Stuart Gee, 42, an engineer from Liverpool who lives in Perth, Western Australia, had spent around £3,600 on flying from Perth via Doha in Qatar, a cost that he conceded was “ridiculously expensive”. He said that his flight from Doha had been at least half occupied by Liverpool fans coming to the Ukrainian capital for the final. He said that the difficulty in getting to Kiev was frustrating but made the final, and being there in person, “something special”.

Gillis Green, 54, a lawyer from Baltimore in the United States had brought his son Russell, 22, to see the final in Kiev as a graduation present. Gillis said: “I am embarrassed to admit we paid about $7,000 [£5,220] for the tickets and another $1,000 [$750] for the Airbnb [accommodation] and I am not going to say how much we paid for the tickets.” The two of them had become Liverpool fans watching the team in the US Premier League coverage.

Andy Clifford, 49, from Scunthorpe, had travelled in a group of 11 from Birmingham to Warsaw, staying a night in Poland, and then on to Kiev. He and his friends had decided to book the flights after Liverpool’s first leg semi-final win over Roma at Anfield on April 25, hedging their position by also placing a bet on Roma to go through. They had since twice had Kiev accommodation cancelled and were staying in a hostel – “no stars, if anything it has minus stars” – that ordinarily cost £8 a night per person but had raised its rates to £50 per night.
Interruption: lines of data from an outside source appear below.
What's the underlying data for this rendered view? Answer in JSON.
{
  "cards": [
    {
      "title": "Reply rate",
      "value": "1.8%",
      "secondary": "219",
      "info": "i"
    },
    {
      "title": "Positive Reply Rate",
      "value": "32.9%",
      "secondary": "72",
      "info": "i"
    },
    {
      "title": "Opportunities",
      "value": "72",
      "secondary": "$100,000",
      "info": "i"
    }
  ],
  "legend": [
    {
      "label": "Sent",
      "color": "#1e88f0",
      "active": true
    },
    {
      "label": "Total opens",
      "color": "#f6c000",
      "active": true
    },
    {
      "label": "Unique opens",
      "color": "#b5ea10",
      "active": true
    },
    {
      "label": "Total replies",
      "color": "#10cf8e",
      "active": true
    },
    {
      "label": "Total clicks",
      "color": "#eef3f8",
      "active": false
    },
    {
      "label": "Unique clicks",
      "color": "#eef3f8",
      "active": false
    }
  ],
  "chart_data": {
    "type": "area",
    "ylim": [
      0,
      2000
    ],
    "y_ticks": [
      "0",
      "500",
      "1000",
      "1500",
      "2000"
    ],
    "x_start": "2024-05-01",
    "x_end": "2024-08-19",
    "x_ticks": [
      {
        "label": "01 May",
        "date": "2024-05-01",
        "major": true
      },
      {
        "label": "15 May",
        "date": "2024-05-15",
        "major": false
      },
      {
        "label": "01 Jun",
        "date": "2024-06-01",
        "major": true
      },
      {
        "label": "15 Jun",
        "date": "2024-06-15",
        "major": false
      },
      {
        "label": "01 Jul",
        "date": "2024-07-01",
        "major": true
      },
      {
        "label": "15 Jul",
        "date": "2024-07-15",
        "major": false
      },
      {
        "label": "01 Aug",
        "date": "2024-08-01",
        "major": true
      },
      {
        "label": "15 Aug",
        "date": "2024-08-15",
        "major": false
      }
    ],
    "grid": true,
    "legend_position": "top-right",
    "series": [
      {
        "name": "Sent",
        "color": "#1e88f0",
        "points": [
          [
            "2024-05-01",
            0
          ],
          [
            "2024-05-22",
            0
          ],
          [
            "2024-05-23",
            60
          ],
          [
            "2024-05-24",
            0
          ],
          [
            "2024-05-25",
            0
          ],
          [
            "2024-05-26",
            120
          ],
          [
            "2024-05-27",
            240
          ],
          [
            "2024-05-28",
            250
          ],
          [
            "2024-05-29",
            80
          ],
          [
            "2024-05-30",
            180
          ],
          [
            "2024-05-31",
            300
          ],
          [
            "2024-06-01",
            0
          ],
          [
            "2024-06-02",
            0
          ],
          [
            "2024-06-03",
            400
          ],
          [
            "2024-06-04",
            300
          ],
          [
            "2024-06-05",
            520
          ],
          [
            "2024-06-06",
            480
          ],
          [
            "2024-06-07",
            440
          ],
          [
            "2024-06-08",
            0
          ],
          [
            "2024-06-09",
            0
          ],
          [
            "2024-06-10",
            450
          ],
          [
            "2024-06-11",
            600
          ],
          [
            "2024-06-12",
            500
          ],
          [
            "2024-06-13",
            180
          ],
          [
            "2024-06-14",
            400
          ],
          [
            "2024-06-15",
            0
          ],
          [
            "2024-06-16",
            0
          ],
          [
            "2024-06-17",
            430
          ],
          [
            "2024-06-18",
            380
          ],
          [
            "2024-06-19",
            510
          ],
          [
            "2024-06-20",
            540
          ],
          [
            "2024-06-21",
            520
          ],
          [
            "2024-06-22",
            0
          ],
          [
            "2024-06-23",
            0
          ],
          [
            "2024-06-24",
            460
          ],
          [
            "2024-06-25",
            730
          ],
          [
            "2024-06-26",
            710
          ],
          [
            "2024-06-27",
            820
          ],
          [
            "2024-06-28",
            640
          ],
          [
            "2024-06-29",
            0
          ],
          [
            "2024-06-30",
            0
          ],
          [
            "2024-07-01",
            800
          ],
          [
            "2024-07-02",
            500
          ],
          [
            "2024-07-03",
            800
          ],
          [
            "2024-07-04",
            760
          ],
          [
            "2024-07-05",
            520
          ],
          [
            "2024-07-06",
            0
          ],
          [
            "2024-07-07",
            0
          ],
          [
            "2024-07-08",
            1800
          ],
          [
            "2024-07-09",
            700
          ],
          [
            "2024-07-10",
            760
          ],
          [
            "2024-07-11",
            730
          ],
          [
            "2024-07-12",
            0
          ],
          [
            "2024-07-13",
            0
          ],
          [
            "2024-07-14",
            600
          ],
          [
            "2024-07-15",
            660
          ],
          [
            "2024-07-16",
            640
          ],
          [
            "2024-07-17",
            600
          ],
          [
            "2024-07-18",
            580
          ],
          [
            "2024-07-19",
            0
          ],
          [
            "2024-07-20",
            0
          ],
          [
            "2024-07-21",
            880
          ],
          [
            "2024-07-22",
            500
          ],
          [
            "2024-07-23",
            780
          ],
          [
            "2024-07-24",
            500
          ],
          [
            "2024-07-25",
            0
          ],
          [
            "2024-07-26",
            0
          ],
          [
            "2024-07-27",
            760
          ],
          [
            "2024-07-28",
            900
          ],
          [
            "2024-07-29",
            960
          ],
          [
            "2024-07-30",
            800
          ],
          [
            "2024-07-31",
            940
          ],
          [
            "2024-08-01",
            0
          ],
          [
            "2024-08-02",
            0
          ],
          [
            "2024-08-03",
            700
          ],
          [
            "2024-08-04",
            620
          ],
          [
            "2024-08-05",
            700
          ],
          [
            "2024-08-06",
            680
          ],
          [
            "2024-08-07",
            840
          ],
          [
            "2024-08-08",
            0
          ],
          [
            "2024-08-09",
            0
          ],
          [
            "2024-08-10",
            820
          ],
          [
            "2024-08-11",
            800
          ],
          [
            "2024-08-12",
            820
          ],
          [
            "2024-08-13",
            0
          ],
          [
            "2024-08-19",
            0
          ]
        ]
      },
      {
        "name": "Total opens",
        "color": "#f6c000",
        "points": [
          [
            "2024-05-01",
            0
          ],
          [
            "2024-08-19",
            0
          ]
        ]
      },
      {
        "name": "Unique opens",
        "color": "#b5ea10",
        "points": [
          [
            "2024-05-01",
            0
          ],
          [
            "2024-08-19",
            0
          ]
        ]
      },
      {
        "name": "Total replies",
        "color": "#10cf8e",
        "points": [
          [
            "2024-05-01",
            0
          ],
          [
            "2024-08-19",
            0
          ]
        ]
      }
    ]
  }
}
Walking through the city’s botanical gardens, Christian Klein-Heinz and his three friends cut an unusual sight. All four were dressed in German lederhosen and Bayern Munich shirts. They had booked their trip to Kiev in December with a mixture of hope and belief that Bayern would be in the final.

“We do it every year,” said the 53-year-old IT company director. “We hope that Bayern make it and if we don’t we just go anyway and make a weekend of it. We have been to Milan and Cardiff as well in recent years. This time we are Liverpool fans. Jurgen Klopp is a good trainer. In the Bundesliga and in the final at Wembley in 2013 he always made it difficult for Bayern.”